Calculating areas of these triangles helps in understanding further geometrical properties of the pentagon. By knowing the base and height, we can calculate the area of these triangles with:\[ Area = \frac{1}{2} \times base \times height \]This becomes essential in more complex calculations, such as finding the area of the inner pentagon.

Calculating Areas within the Pentagonal Structure

Area calculation within a regular pentagon, especially when considering the smaller inner pentagon formed by diagonals, involves several mathematical steps. The process involves:

• Calculating the area of the regular outer pentagon using known formulas.
• Deducting the area of the smaller pentagon formed by diagonal intersections.

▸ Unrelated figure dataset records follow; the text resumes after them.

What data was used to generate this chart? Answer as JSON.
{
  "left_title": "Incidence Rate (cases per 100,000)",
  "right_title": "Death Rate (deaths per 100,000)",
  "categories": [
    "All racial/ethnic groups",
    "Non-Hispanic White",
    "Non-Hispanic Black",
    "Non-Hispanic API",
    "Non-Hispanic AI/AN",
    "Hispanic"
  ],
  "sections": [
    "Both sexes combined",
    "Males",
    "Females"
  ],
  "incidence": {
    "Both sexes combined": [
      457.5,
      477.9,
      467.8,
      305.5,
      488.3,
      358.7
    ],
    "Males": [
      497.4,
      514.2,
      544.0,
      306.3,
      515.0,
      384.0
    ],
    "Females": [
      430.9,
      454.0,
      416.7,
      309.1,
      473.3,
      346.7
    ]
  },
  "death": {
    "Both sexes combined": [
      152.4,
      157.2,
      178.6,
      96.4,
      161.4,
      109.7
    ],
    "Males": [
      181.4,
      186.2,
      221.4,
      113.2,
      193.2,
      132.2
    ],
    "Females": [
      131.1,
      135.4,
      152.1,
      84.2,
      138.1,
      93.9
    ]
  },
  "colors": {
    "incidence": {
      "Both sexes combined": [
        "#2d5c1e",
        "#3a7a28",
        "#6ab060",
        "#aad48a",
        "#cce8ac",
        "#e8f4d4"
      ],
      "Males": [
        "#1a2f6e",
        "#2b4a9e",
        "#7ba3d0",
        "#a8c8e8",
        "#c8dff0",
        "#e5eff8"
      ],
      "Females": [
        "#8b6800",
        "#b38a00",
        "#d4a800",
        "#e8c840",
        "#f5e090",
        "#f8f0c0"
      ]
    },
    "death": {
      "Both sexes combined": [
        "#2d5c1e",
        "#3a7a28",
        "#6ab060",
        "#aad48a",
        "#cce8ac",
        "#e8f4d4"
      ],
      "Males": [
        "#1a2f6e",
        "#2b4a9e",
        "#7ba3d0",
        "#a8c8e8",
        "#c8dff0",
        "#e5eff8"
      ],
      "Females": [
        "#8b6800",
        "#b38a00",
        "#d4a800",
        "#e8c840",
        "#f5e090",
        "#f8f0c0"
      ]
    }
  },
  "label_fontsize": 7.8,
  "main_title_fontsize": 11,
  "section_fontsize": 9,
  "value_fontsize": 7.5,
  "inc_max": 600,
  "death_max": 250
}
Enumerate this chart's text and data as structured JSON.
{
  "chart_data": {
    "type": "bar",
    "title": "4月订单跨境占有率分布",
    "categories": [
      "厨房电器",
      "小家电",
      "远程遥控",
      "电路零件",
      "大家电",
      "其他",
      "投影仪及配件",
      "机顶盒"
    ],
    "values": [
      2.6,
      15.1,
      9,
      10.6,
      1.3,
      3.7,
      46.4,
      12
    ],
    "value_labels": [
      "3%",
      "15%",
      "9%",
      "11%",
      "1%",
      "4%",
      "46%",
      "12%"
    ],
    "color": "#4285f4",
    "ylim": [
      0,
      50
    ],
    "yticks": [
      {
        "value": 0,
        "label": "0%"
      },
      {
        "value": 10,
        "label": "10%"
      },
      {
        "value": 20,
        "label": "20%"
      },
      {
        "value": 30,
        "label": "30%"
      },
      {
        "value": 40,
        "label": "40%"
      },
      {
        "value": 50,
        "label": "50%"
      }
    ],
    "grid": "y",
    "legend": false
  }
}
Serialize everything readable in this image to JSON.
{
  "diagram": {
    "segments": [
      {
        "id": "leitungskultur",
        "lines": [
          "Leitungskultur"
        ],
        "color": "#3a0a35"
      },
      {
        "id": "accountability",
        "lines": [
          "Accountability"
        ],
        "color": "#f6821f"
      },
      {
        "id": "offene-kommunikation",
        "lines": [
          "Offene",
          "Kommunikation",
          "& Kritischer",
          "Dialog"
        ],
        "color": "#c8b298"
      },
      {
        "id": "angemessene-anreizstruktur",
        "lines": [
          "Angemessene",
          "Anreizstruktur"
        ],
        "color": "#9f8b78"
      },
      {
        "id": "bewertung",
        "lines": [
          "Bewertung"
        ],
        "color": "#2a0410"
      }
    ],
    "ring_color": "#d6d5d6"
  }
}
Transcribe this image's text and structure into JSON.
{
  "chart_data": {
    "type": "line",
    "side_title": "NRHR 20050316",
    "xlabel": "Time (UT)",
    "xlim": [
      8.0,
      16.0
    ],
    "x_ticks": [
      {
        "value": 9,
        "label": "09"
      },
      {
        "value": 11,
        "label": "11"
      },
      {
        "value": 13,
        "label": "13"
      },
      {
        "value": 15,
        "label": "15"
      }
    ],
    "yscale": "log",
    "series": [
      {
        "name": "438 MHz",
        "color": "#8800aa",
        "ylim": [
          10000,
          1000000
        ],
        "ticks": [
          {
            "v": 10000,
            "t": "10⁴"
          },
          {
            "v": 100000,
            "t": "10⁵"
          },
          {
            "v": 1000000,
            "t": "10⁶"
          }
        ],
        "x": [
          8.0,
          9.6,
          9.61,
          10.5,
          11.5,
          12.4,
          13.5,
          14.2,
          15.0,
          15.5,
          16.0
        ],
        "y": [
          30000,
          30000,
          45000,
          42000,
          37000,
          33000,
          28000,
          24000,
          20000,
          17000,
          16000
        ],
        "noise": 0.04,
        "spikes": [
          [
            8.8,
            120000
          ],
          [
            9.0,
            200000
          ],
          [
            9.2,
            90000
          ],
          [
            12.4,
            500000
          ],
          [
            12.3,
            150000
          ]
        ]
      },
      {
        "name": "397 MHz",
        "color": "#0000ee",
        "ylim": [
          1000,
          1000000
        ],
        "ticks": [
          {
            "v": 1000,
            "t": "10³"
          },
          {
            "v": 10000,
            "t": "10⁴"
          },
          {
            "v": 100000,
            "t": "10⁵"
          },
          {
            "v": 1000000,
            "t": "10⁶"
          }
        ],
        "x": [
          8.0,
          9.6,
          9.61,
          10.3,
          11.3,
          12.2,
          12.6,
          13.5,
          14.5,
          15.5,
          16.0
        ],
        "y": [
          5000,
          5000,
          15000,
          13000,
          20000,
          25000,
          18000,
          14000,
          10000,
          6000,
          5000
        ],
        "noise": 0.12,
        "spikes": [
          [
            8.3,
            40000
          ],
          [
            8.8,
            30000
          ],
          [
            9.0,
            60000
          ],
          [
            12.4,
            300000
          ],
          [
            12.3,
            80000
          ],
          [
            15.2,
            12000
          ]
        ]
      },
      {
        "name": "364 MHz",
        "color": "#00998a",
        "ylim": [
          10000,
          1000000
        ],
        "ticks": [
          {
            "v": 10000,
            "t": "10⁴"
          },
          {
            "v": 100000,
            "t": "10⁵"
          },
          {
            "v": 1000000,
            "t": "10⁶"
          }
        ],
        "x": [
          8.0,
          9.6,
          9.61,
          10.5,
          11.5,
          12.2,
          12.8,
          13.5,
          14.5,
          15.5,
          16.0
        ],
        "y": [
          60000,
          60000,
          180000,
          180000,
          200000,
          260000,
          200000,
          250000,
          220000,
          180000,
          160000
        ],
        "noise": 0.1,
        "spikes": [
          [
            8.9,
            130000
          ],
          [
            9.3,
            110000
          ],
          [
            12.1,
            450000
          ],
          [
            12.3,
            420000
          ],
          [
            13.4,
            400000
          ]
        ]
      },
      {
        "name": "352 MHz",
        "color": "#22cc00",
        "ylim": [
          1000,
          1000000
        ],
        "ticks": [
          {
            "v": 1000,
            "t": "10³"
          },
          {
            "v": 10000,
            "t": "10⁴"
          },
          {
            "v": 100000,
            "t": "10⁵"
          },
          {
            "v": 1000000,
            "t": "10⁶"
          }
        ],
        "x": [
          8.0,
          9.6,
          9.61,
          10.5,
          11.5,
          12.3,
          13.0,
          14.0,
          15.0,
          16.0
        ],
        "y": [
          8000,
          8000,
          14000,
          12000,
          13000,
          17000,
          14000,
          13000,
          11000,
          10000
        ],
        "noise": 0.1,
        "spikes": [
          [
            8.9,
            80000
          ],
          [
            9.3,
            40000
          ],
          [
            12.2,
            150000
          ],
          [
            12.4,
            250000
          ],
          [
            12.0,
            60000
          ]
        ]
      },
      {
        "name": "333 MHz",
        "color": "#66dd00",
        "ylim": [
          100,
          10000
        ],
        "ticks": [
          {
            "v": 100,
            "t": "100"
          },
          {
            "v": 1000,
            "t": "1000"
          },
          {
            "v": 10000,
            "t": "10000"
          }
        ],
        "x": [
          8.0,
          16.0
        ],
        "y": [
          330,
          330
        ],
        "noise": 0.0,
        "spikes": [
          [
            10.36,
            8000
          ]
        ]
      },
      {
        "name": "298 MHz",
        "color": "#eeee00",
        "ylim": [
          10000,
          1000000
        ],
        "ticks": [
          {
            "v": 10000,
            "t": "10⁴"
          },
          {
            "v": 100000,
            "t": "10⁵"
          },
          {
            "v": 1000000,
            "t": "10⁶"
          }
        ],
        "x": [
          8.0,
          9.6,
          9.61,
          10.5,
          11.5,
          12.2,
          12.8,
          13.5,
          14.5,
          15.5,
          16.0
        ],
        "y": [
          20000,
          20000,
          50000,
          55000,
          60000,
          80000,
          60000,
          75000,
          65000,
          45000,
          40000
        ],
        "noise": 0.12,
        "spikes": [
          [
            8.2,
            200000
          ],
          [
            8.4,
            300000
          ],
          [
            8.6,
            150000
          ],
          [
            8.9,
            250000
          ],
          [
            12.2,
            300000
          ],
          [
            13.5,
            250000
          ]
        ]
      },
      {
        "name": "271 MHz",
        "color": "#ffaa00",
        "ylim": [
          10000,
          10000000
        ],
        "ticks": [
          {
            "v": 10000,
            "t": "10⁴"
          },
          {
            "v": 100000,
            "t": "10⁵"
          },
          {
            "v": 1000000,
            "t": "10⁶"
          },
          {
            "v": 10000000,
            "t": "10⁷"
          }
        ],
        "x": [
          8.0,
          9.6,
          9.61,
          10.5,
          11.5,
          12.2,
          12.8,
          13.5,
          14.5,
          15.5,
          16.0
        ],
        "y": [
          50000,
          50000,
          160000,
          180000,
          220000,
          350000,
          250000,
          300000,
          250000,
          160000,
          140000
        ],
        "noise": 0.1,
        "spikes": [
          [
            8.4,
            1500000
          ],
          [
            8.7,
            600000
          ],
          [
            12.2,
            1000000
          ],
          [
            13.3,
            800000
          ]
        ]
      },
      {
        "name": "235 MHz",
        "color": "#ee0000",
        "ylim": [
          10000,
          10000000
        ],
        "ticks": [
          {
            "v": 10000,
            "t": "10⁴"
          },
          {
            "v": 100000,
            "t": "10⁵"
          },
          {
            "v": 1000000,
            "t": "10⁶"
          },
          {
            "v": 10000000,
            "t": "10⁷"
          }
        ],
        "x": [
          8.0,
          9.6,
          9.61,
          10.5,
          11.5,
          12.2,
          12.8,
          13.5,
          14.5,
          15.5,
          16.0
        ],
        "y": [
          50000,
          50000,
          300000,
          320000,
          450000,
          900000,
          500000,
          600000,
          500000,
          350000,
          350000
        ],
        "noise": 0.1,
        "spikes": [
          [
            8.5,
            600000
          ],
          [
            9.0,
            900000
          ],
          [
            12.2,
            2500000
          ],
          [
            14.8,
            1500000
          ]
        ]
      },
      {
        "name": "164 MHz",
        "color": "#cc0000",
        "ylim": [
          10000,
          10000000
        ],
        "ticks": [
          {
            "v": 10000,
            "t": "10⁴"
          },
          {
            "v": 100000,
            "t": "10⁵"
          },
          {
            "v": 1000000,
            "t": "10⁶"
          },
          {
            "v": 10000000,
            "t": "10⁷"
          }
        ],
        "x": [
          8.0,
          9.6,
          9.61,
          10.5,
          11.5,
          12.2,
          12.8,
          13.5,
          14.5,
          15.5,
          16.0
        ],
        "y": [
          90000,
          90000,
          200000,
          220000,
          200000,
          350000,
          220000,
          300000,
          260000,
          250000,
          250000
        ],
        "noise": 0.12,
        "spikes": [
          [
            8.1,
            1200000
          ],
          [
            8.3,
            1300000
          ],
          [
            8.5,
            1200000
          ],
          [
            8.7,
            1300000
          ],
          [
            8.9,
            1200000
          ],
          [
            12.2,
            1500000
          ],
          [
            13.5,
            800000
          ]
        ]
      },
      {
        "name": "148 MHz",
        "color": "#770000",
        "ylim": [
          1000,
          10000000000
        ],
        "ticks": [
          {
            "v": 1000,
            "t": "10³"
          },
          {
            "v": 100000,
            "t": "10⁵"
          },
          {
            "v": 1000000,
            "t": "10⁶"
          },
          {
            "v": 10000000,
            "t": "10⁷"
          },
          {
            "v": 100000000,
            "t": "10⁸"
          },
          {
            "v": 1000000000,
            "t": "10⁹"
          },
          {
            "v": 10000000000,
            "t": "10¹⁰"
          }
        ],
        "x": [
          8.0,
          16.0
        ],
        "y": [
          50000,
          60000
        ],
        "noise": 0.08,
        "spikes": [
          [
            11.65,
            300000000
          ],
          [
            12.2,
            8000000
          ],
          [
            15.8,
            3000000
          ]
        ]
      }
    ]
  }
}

When calculating the area of the larger pentagon, use trigonometry and known side lengths. The key to understanding the ratio of different pentagonal areas lies in computing areas of the smaller isosceles triangles, as shown in the original problem:\[ Area = \frac{1}{2} \times a \times a \sin 18^{\circ} \]The complexity comes from finding exact points of diagonal intersections and employing trigonometric identities to solve the area ratios.The intriguing result: The area ratio shows how much larger the outer regular pentagon is in comparison to the smaller one formed inside.